The Mail & Guardian, a South African newspaper, has reported that Mandela does not have a living will. His family has not denied that, although family members have largely declined to provide a detailed accounting of the issues surrounding his illness. Nor is it known whether Mandela has appointed anyone to act as his surrogate in life-or-death decisions — like his wife, Graga Machel — in the event he is not capable of making them.
The key case in South African law covering such end-of-life issues involved a general practitioner named Frederick Cyril Clarke, who went into the hospital in Natal province in 1988 for an epidural to ease his chronic pain. He had a heart attack while undergoing the procedure and, by the time he could be resuscitated, was effectively brain-dead.
He was kept alive for four years. But in March 1992, his wife petitioned the courts to end her husband’s life-sustaining treatment. The court agreed, over the objections of the South African government. Clark had "permanently lost the capacity to induce a physical and mental existence at a level which qualifies as human life," the court ruled.
And so he was taken home, where he died Aug. 14, 1992. It was the first and still the most important court ruling on end-of-life issues in South Africa.
It was Mandela himself who, while still president in 1998, appointed the South African Law Reform Commission to compile a report on end-of-life issues.
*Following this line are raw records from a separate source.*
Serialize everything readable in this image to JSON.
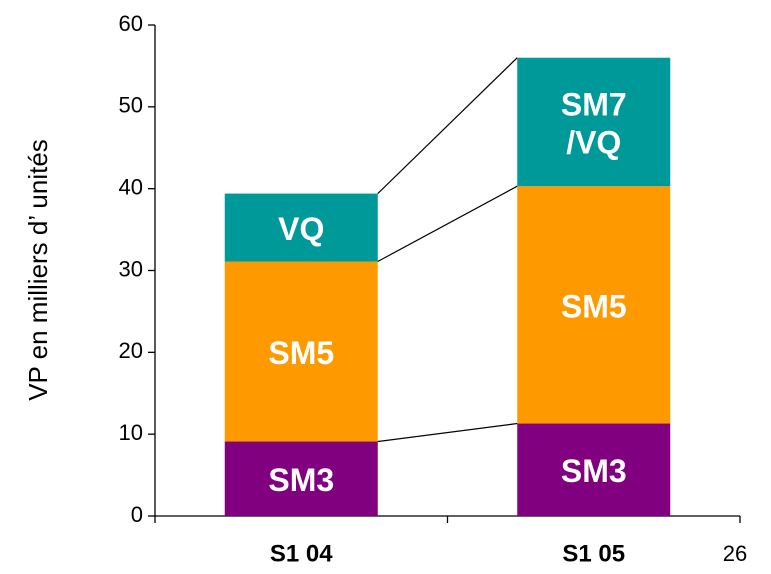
{
  "chart_data": {
    "type": "stacked_bar",
    "y_label": "VP en milliers d’ unités",
    "categories": [
      "S1 04",
      "S1 05"
    ],
    "series": [
      {
        "color": "#800080",
        "values": [
          9.1,
          11.3
        ],
        "labels": [
          [
            "SM3"
          ],
          [
            "SM3"
          ]
        ]
      },
      {
        "color": "#ff9900",
        "values": [
          22.0,
          29.0
        ],
        "labels": [
          [
            "SM5"
          ],
          [
            "SM5"
          ]
        ]
      },
      {
        "color": "#009999",
        "values": [
          8.3,
          15.7
        ],
        "labels": [
          [
            "VQ"
          ],
          [
            "SM7",
            "/VQ"
          ]
        ]
      }
    ],
    "ylim": [
      0,
      60
    ],
    "yticks": [
      0,
      10,
      20,
      30,
      40,
      50,
      60
    ],
    "page_number": "26"
  }
}
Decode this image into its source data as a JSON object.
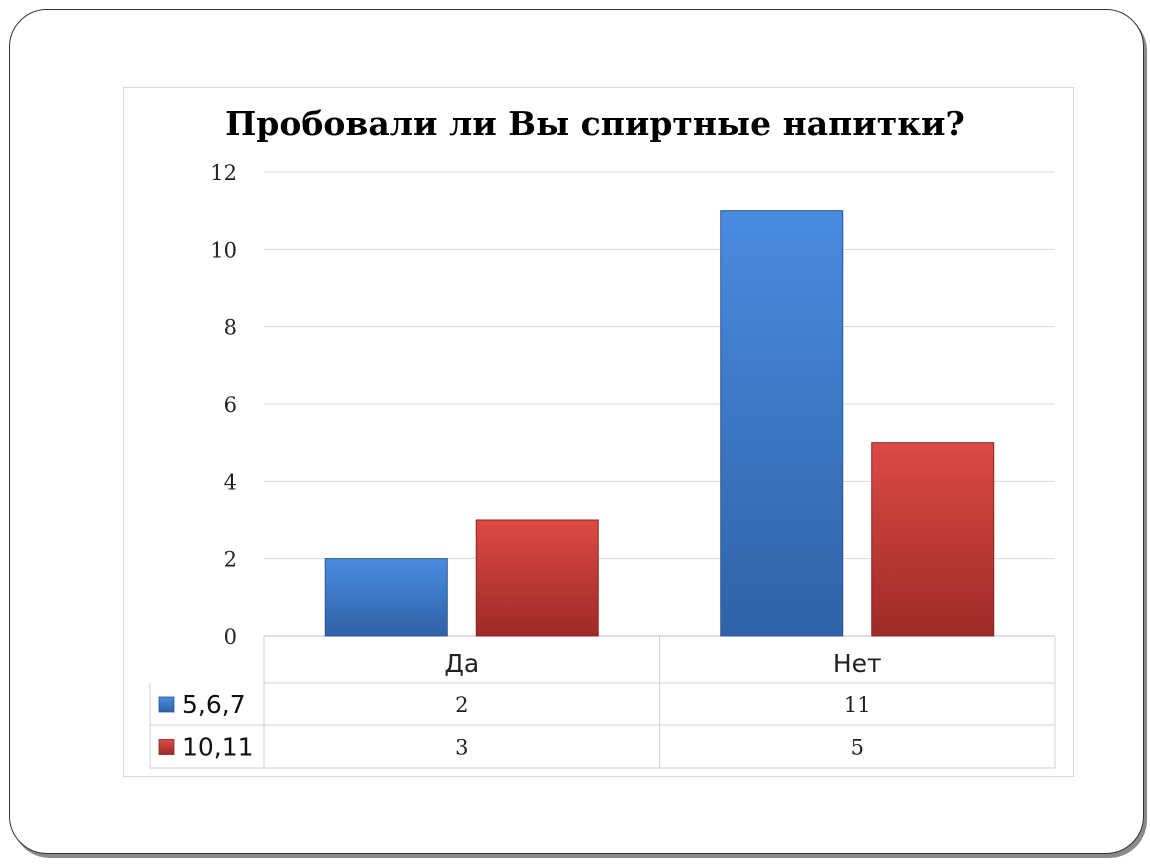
{
  "chart_data": {
    "type": "bar",
    "title": "Пробовали ли Вы спиртные напитки?",
    "xlabel": "",
    "ylabel": "",
    "categories": [
      "Да",
      "Нет"
    ],
    "series": [
      {
        "name": "5,6,7",
        "values": [
          2,
          11
        ],
        "color": "#3F7FCF"
      },
      {
        "name": "10,11",
        "values": [
          3,
          5
        ],
        "color": "#C8403C"
      }
    ],
    "ylim": [
      0,
      12
    ],
    "yticks": [
      0,
      2,
      4,
      6,
      8,
      10,
      12
    ],
    "grid": true,
    "legend": "data-table"
  }
}
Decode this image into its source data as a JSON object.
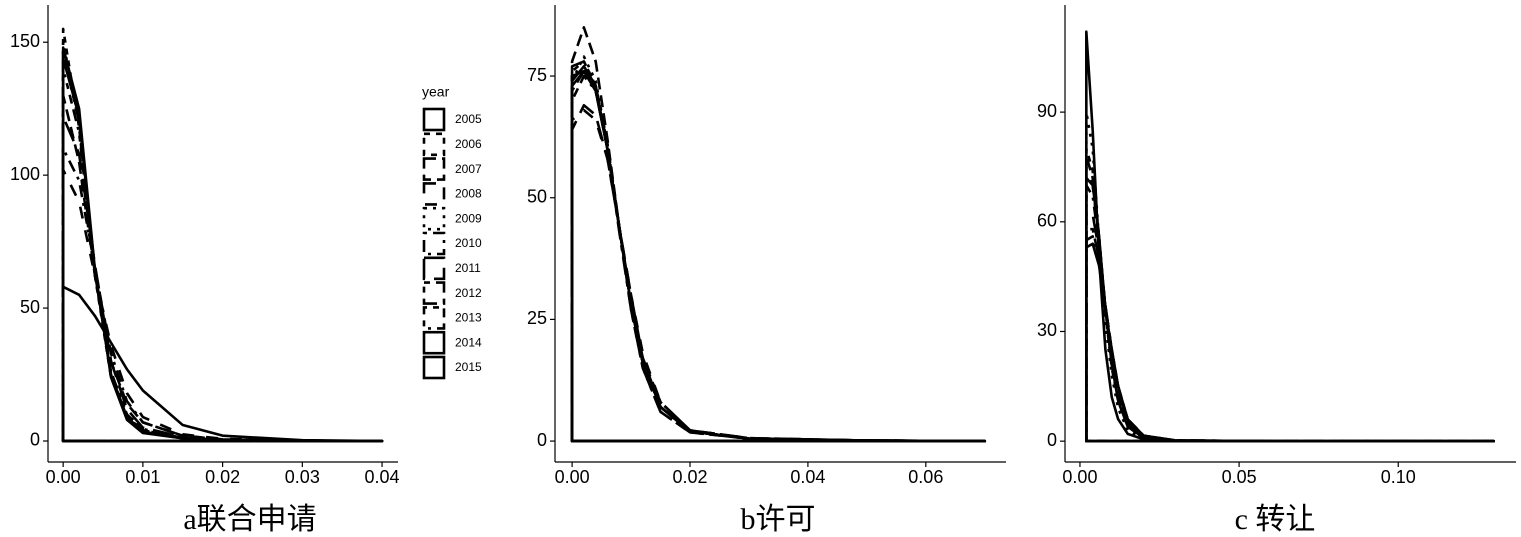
{
  "chart_data": [
    {
      "type": "line",
      "title": "a联合申请",
      "legend": "right",
      "legend_title": "year",
      "color": "#000000",
      "xlim": [
        -0.0019,
        0.042
      ],
      "ylim": [
        -7.9,
        164
      ],
      "xticks": [
        {
          "value": 0,
          "label": "0.00"
        },
        {
          "value": 0.01,
          "label": "0.01"
        },
        {
          "value": 0.02,
          "label": "0.02"
        },
        {
          "value": 0.03,
          "label": "0.03"
        },
        {
          "value": 0.04,
          "label": "0.04"
        }
      ],
      "yticks": [
        0,
        50,
        100,
        150
      ],
      "x": [
        0,
        0.002,
        0.004,
        0.006,
        0.008,
        0.01,
        0.015,
        0.02,
        0.03,
        0.04
      ],
      "series": [
        {
          "name": "2005",
          "linetype": "none",
          "values": [
            58,
            55,
            47,
            37,
            27,
            19,
            6,
            2,
            0.3,
            0
          ]
        },
        {
          "name": "2006",
          "linetype": "6 6",
          "values": [
            155,
            118,
            62,
            24,
            9,
            4,
            1.2,
            0.4,
            0.1,
            0
          ]
        },
        {
          "name": "2007",
          "linetype": "12 6",
          "values": [
            130,
            105,
            62,
            30,
            14,
            7,
            2,
            0.6,
            0.1,
            0
          ]
        },
        {
          "name": "2008",
          "linetype": "12 12",
          "values": [
            102,
            90,
            62,
            36,
            18,
            9,
            2.5,
            0.8,
            0.1,
            0
          ]
        },
        {
          "name": "2009",
          "linetype": "3 6",
          "values": [
            150,
            120,
            64,
            26,
            10,
            4.5,
            1.2,
            0.4,
            0.1,
            0
          ]
        },
        {
          "name": "2010",
          "linetype": "3 6 12 6",
          "values": [
            110,
            98,
            65,
            33,
            15,
            7,
            2,
            0.6,
            0.1,
            0
          ]
        },
        {
          "name": "2011",
          "linetype": "21 9",
          "values": [
            122,
            108,
            66,
            30,
            12,
            5,
            1.5,
            0.5,
            0.1,
            0
          ]
        },
        {
          "name": "2012",
          "linetype": "6 6 18 6",
          "values": [
            146,
            120,
            63,
            25,
            9,
            4,
            1.1,
            0.4,
            0.1,
            0
          ]
        },
        {
          "name": "2013",
          "linetype": "3 6 6 6 9 6 12 6",
          "values": [
            140,
            116,
            62,
            26,
            10,
            4,
            1.2,
            0.4,
            0.1,
            0
          ]
        },
        {
          "name": "2014",
          "linetype": "none",
          "values": [
            148,
            125,
            64,
            24,
            8,
            3,
            1,
            0.3,
            0.1,
            0
          ]
        },
        {
          "name": "2015",
          "linetype": "none",
          "values": [
            144,
            122,
            63,
            25,
            9,
            3.5,
            1,
            0.3,
            0.1,
            0
          ]
        }
      ]
    },
    {
      "type": "line",
      "title": "b许可",
      "color": "#000000",
      "xlim": [
        -0.0029,
        0.0736
      ],
      "ylim": [
        -4.3,
        89.6
      ],
      "xticks": [
        {
          "value": 0,
          "label": "0.00"
        },
        {
          "value": 0.02,
          "label": "0.02"
        },
        {
          "value": 0.04,
          "label": "0.04"
        },
        {
          "value": 0.06,
          "label": "0.06"
        }
      ],
      "yticks": [
        0,
        25,
        50,
        75
      ],
      "x": [
        0,
        0.002,
        0.004,
        0.006,
        0.008,
        0.01,
        0.012,
        0.015,
        0.02,
        0.03,
        0.05,
        0.07
      ],
      "series": [
        {
          "linetype": "none",
          "values": [
            75,
            76,
            72,
            60,
            44,
            28,
            16,
            7,
            2,
            0.5,
            0.1,
            0
          ]
        },
        {
          "linetype": "12 6",
          "values": [
            78,
            85,
            78,
            62,
            44,
            27,
            15,
            6,
            1.8,
            0.5,
            0.1,
            0
          ]
        },
        {
          "linetype": "12 12",
          "values": [
            66,
            68,
            66,
            58,
            44,
            30,
            18,
            8,
            2.2,
            0.6,
            0.1,
            0
          ]
        },
        {
          "linetype": "21 9",
          "values": [
            64,
            69,
            67,
            58,
            44,
            30,
            17,
            8,
            2.2,
            0.6,
            0.1,
            0
          ]
        },
        {
          "linetype": "6 6",
          "values": [
            76,
            78,
            73,
            61,
            44,
            28,
            16,
            7,
            2,
            0.5,
            0.1,
            0
          ]
        },
        {
          "linetype": "3 6",
          "values": [
            74,
            79,
            74,
            61,
            44,
            28,
            16,
            7,
            2,
            0.5,
            0.1,
            0
          ]
        },
        {
          "linetype": "3 6 12 6",
          "values": [
            72,
            76,
            72,
            60,
            44,
            29,
            17,
            7,
            2,
            0.5,
            0.1,
            0
          ]
        },
        {
          "linetype": "6 6 18 6",
          "values": [
            77,
            78,
            73,
            60,
            43,
            27,
            15,
            6,
            1.8,
            0.5,
            0.1,
            0
          ]
        },
        {
          "linetype": "3 6 6 6 9 6 12 6",
          "values": [
            70,
            75,
            72,
            60,
            44,
            29,
            17,
            8,
            2.2,
            0.6,
            0.1,
            0
          ]
        },
        {
          "linetype": "none",
          "values": [
            74,
            77,
            73,
            60,
            44,
            28,
            16,
            7,
            2,
            0.5,
            0.1,
            0
          ]
        },
        {
          "linetype": "none",
          "values": [
            73,
            76,
            72,
            60,
            44,
            28,
            16,
            7,
            2,
            0.5,
            0.1,
            0
          ]
        }
      ]
    },
    {
      "type": "line",
      "title": "c 转让",
      "color": "#000000",
      "xlim": [
        -0.0047,
        0.137
      ],
      "ylim": [
        -5.7,
        119.3
      ],
      "xticks": [
        {
          "value": 0,
          "label": "0.00"
        },
        {
          "value": 0.05,
          "label": "0.05"
        },
        {
          "value": 0.1,
          "label": "0.10"
        }
      ],
      "yticks": [
        0,
        30,
        60,
        90
      ],
      "x": [
        0.002,
        0.004,
        0.006,
        0.008,
        0.01,
        0.012,
        0.015,
        0.02,
        0.03,
        0.06,
        0.1,
        0.13
      ],
      "series": [
        {
          "linetype": "none",
          "values": [
            112,
            85,
            50,
            25,
            12,
            6,
            2,
            0.5,
            0.1,
            0,
            0,
            0
          ]
        },
        {
          "linetype": "3 6",
          "values": [
            90,
            80,
            55,
            32,
            18,
            9,
            3,
            0.6,
            0.1,
            0,
            0,
            0
          ]
        },
        {
          "linetype": "6 6",
          "values": [
            80,
            74,
            56,
            35,
            20,
            11,
            4,
            0.8,
            0.1,
            0,
            0,
            0
          ]
        },
        {
          "linetype": "12 6",
          "values": [
            78,
            72,
            56,
            36,
            21,
            12,
            4.5,
            1,
            0.1,
            0,
            0,
            0
          ]
        },
        {
          "linetype": "12 12",
          "values": [
            75,
            70,
            55,
            36,
            22,
            12,
            4.5,
            1,
            0.1,
            0,
            0,
            0
          ]
        },
        {
          "linetype": "3 6 12 6",
          "values": [
            70,
            67,
            54,
            37,
            23,
            13,
            5,
            1.2,
            0.2,
            0,
            0,
            0
          ]
        },
        {
          "linetype": "21 9",
          "values": [
            63,
            62,
            52,
            37,
            24,
            14,
            5.5,
            1.3,
            0.2,
            0,
            0,
            0
          ]
        },
        {
          "linetype": "6 6 18 6",
          "values": [
            58,
            58,
            50,
            37,
            25,
            15,
            6,
            1.5,
            0.2,
            0,
            0,
            0
          ]
        },
        {
          "linetype": "3 6 6 6 9 6 12 6",
          "values": [
            55,
            56,
            49,
            37,
            25,
            15,
            6,
            1.5,
            0.2,
            0,
            0,
            0
          ]
        },
        {
          "linetype": "none",
          "values": [
            53,
            54,
            48,
            36,
            25,
            15,
            6,
            1.5,
            0.2,
            0,
            0,
            0
          ]
        },
        {
          "linetype": "none",
          "values": [
            72,
            70,
            56,
            36,
            21,
            11,
            4,
            0.9,
            0.1,
            0,
            0,
            0
          ]
        }
      ]
    }
  ]
}
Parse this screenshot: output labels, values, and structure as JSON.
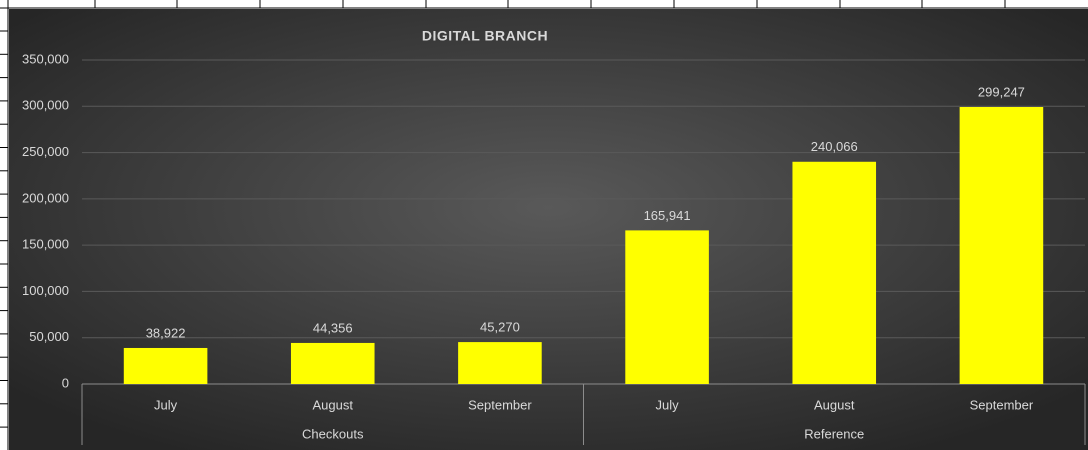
{
  "chart_data": {
    "type": "bar",
    "title": "DIGITAL BRANCH",
    "categories": [
      "July",
      "August",
      "September",
      "July",
      "August",
      "September"
    ],
    "groups": [
      "Checkouts",
      "Reference"
    ],
    "values": [
      38922,
      44356,
      45270,
      165941,
      240066,
      299247
    ],
    "value_labels": [
      "38,922",
      "44,356",
      "45,270",
      "165,941",
      "240,066",
      "299,247"
    ],
    "color": "#ffff00",
    "ylim": [
      0,
      350000
    ],
    "yticks": [
      0,
      {
        "value": 50000,
        "label": "50,000"
      },
      {
        "value": 100000,
        "label": "100,000"
      },
      {
        "value": 150000,
        "label": "150,000"
      },
      {
        "value": 200000,
        "label": "200,000"
      },
      {
        "value": 250000,
        "label": "250,000"
      },
      {
        "value": 300000,
        "label": "300,000"
      },
      {
        "value": 350000,
        "label": "350,000"
      }
    ],
    "grid": true
  }
}
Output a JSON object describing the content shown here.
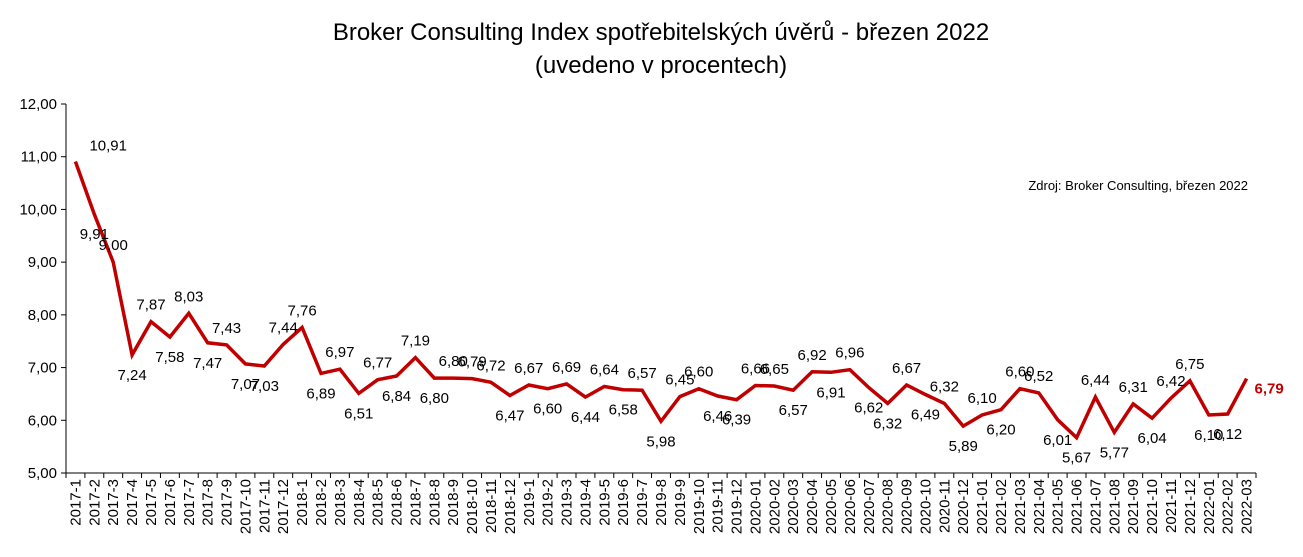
{
  "chart_data": {
    "type": "line",
    "title": "Broker Consulting Index spotřebitelských úvěrů - březen 2022",
    "subtitle": "(uvedeno v procentech)",
    "source_note": "Zdroj: Broker Consulting, březen 2022",
    "ylim": [
      5,
      12
    ],
    "yticks": [
      "5,00",
      "6,00",
      "7,00",
      "8,00",
      "9,00",
      "10,00",
      "11,00",
      "12,00"
    ],
    "grid": false,
    "line_color": "#c00000",
    "highlight_color": "#c00000",
    "categories": [
      "2017-1",
      "2017-2",
      "2017-3",
      "2017-4",
      "2017-5",
      "2017-6",
      "2017-7",
      "2017-8",
      "2017-9",
      "2017-10",
      "2017-11",
      "2017-12",
      "2018-1",
      "2018-2",
      "2018-3",
      "2018-4",
      "2018-5",
      "2018-6",
      "2018-7",
      "2018-8",
      "2018-9",
      "2018-10",
      "2018-11",
      "2018-12",
      "2019-1",
      "2019-2",
      "2019-3",
      "2019-4",
      "2019-5",
      "2019-6",
      "2019-7",
      "2019-8",
      "2019-9",
      "2019-10",
      "2019-11",
      "2019-12",
      "2020-01",
      "2020-02",
      "2020-03",
      "2020-04",
      "2020-05",
      "2020-06",
      "2020-07",
      "2020-08",
      "2020-09",
      "2020-10",
      "2020-11",
      "2020-12",
      "2021-01",
      "2021-02",
      "2021-03",
      "2021-04",
      "2021-05",
      "2021-06",
      "2021-07",
      "2021-08",
      "2021-09",
      "2021-10",
      "2021-11",
      "2021-12",
      "2022-01",
      "2022-02",
      "2022-03"
    ],
    "values": [
      10.91,
      9.91,
      9.0,
      7.24,
      7.87,
      7.58,
      8.03,
      7.47,
      7.43,
      7.07,
      7.03,
      7.44,
      7.76,
      6.89,
      6.97,
      6.51,
      6.77,
      6.84,
      7.19,
      6.8,
      6.8,
      6.79,
      6.72,
      6.47,
      6.67,
      6.6,
      6.69,
      6.44,
      6.64,
      6.58,
      6.57,
      5.98,
      6.45,
      6.6,
      6.46,
      6.39,
      6.66,
      6.65,
      6.57,
      6.92,
      6.91,
      6.96,
      6.62,
      6.32,
      6.67,
      6.49,
      6.32,
      5.89,
      6.1,
      6.2,
      6.6,
      6.52,
      6.01,
      5.67,
      6.44,
      5.77,
      6.31,
      6.04,
      6.42,
      6.75,
      6.1,
      6.12,
      6.79
    ],
    "data_labels": [
      "10,91",
      "9,91",
      "9,00",
      "7,24",
      "7,87",
      "7,58",
      "8,03",
      "7,47",
      "7,43",
      "7,07",
      "7,03",
      "7,44",
      "7,76",
      "6,89",
      "6,97",
      "6,51",
      "6,77",
      "6,84",
      "7,19",
      "6,80",
      "6,80",
      "6,79",
      "6,72",
      "6,47",
      "6,67",
      "6,60",
      "6,69",
      "6,44",
      "6,64",
      "6,58",
      "6,57",
      "5,98",
      "6,45",
      "6,60",
      "6,46",
      "6,39",
      "6,66",
      "6,65",
      "6,57",
      "6,92",
      "6,91",
      "6,96",
      "6,62",
      "6,32",
      "6,67",
      "6,49",
      "6,32",
      "5,89",
      "6,10",
      "6,20",
      "6,60",
      "6,52",
      "6,01",
      "5,67",
      "6,44",
      "5,77",
      "6,31",
      "6,04",
      "6,42",
      "6,75",
      "6,10",
      "6,12",
      "6,79"
    ]
  }
}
It found numerous gray areas in the law that it recommended be addressed, going so far as to propose a draft law to fill in the blanks.
Such a law was presented before Parliament in 2000 but drew little support and was, as a result, ignored by the Ministry of Health after Mandela had left office, Willem A. Landman, executive director of the Ethics Institute of South Africa wrote last year in a paper called "End-of-Life Decisions, Ethics and the Law."
Even the passage of the Health Care Act of 2003, which for the first time in South African law provided a definition of death – the cessation of all brain activity – did not clear up those legal issues.
The law does give doctors the ability to remove a patient from life support, even without a family’s consent, if a patient has a living will and if brain activity has ceased, said Pieter Carstens, head of the Department of Public Law at the University of Pretoria and an expert on legal medical issues.
"It becomes problematic if one seeks consensus by way of an entire family if the patient is not brain-dead but in a permanent vegetative state without a living will or other directive," Carstens wrote in an email.
"It’s uncharted territory," agreed Meyersfeld, of the University of the Witwatersrand.
Sometimes in such highly personal matters in South Africa, there is conflict between what the courts require and what traditional customs prescribe. But in this case, the two worlds agree.
"There is no specific customary law that speaks directly to this," said Gasa, the political analyst. "What is sometimes the practice is that the clan gathers and there is a very simple discussion about how their beloved should be eased from suffering."
If no consensus is possible and the medical team is convinced that lifesaving measures should cease, Carstens said, he would advise doctors to seek a court order. Whether any medical team would dare to do so in the case of a figure like Mandela is an open question.
"You want to make sure that everybody is comfortable, that is the goal," Gasa said. "But is that possible in this case? That is the question. Can this be done now?"